I work from observation, my knowledge of building, a desire for a connection between thing such as picture and object, and most importantly from copying my own work.

Forms are living, they make seeds and grow anew.

Curved lines animate. Straight lines produce depth through layering and by way of diagonals. They can cut through the illusion of a picture and make reference the flat shape of the canvas, linear writing, and points of connection.

I have worked in many different ways exploring different avenues, my interest in the intersection between observational painting and abstraction has evolved over a long time and has not always been apparent to me.

Some of my past attempts are more relevant to me than others. In 2016 and 2017 I made many works which I called pattern paintings in which I would photograph watercolors and drawings and then turn them in to black and white computer images. I would print these out and rework them, and then photograph and print them again.

I don’t believe at all in invention, only in interpretation. Invention is a lie that covers up and steals from what came before it.

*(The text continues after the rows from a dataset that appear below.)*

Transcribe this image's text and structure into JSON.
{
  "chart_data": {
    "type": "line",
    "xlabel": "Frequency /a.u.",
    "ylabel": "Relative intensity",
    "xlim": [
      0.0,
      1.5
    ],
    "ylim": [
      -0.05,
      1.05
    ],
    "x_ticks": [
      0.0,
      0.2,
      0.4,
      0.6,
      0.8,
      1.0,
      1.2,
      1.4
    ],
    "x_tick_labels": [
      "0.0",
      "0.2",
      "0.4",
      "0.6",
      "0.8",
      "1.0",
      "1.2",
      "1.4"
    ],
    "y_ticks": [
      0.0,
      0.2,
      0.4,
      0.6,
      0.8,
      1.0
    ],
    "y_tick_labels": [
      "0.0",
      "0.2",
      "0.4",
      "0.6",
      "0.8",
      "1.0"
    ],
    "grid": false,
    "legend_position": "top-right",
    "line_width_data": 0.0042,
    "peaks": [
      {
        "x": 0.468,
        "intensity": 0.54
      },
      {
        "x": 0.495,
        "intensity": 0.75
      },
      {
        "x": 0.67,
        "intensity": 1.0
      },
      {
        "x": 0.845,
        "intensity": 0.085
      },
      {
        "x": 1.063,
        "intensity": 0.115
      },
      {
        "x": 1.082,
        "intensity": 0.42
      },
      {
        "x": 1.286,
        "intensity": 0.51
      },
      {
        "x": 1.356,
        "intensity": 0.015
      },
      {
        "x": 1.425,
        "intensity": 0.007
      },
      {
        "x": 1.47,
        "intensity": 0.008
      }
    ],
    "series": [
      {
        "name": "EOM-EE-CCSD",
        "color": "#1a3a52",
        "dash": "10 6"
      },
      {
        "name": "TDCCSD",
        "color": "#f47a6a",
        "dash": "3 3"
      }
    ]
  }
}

The role of repetition in artistic production is complicated by the ease of reproduction through photography. Remaking, or copying old work is a strategy for identifying with myself
it is a meditation on reproduction

In 2013 I began working with watercolors and paper. I would make collages. Sometimes the watercolors would start with observational paintings and other times they would start abstractly and move towards grounded depictions of space. This became my way of working with composition — composition is a mater of producing hierarchies inside of a picture — it is a way to feel the presence of space.

In 2012 I made many paintings of rooms in which the walls are hung with abstract paintings — my concern in painting has been trying to find meaning from it by looking at it sideways, as both an object and a window simultaneously. The fact of something being two things at once which are incommensurable is both common and pleasurable.

I currently live and work in Norfolk, Connecticut with my wife Molly Zuckerman-Hartung and dog Moses and teach at MICA in the LeRoy E. Hoffberger school of painting.